Au même moment, le journal Le Temps nous apprenait que l’Office fédéral de la santé publique doit économiser 11 millions de francs. Ces mesures d’économie décidée par le Conseil fédéral et le parlement toucheront en particulier la prévention. J’ose espérer que notre camarade Elisabeth Baume-Schneider s’est battue bec et ongles contre ces mesures qui vont à l’encontre d’une politique de santé cohérente et efficiente.

Lorsque des questions politiques de fond se posent à moi, je questionne souvent les écrits d’un penseur et philosophe de la politique qui m’accompagne depuis les années 1970 : André Gorz, cofondateur avec Jean Daniel de l’hebdomadaire Le Nouvel Observateur en 1964 dans lequel il écrivait sous le pseudonyme de Michel Bosquet. Pour qui souhaite en savoir plus sur la vie et l’œuvre d’André Gorz, Willy Gianinazzi lui a consacré une belle biographie.

Un film, « Lettre à G. », que l’on peut visionner sur « YouTube » retrace de manière délicate et sensible le parcours de vie d’André Gorz.

Inspiré par les thèses d’Ivan Illich, André Gorz est considéré comme un théoricien majeur de l’écologie politique. Il développa ses idées dans le mensuel Le Sauvage, auquel j’étais abonné et dont la diffusion a cessé depuis longtemps, avant de rassembler ses écrits dans un ouvrage de référence Écologie et politique (1975) augmenté de Écologie et liberté (1977).

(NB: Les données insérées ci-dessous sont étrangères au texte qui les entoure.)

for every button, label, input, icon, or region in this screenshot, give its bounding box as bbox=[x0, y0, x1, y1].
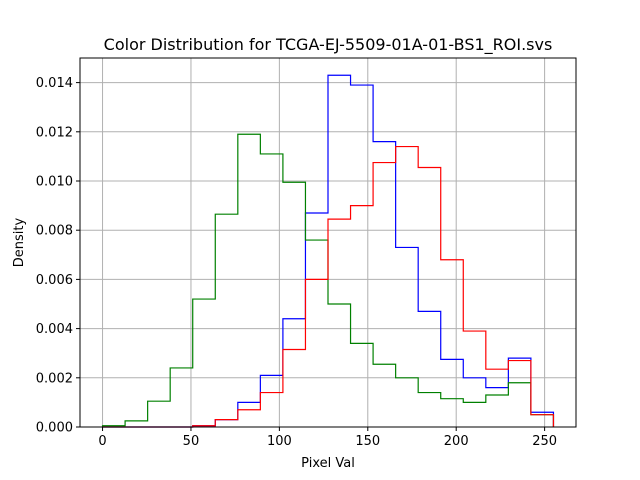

André Gorz a consacré le chapitre quatre de son livre à la question de la santé sous le titre « Médecine, santé et société ». Il introduit ses réflexions révolutionnaires, en déclarant vouloir :

« inciter les gens non pas à refuser tous les médicaments et soins médicaux, mais à reprendre le pouvoir sur leur maladie, sur leur corps et leur esprit. Qu’ils mettent en cause tout ce qui les rend malades dans leur vie quotidienne : l’école, l’usine, le pavillon à crédit, le couple, etc. »

Et il ose affirmer :

« En incitant les gens à porter leur maladie chez le médecin, la société les détourne de s’en prendre aux raisons fondamentales et permanentes de leur mal-être. En traitant les maladies comme des anomalies accidentelles et individuelles, la médecine en masque les raisons structurelles, qui sont sociales, économiques, politiques. Elle devient une technique pour faire accepter l’inacceptable. »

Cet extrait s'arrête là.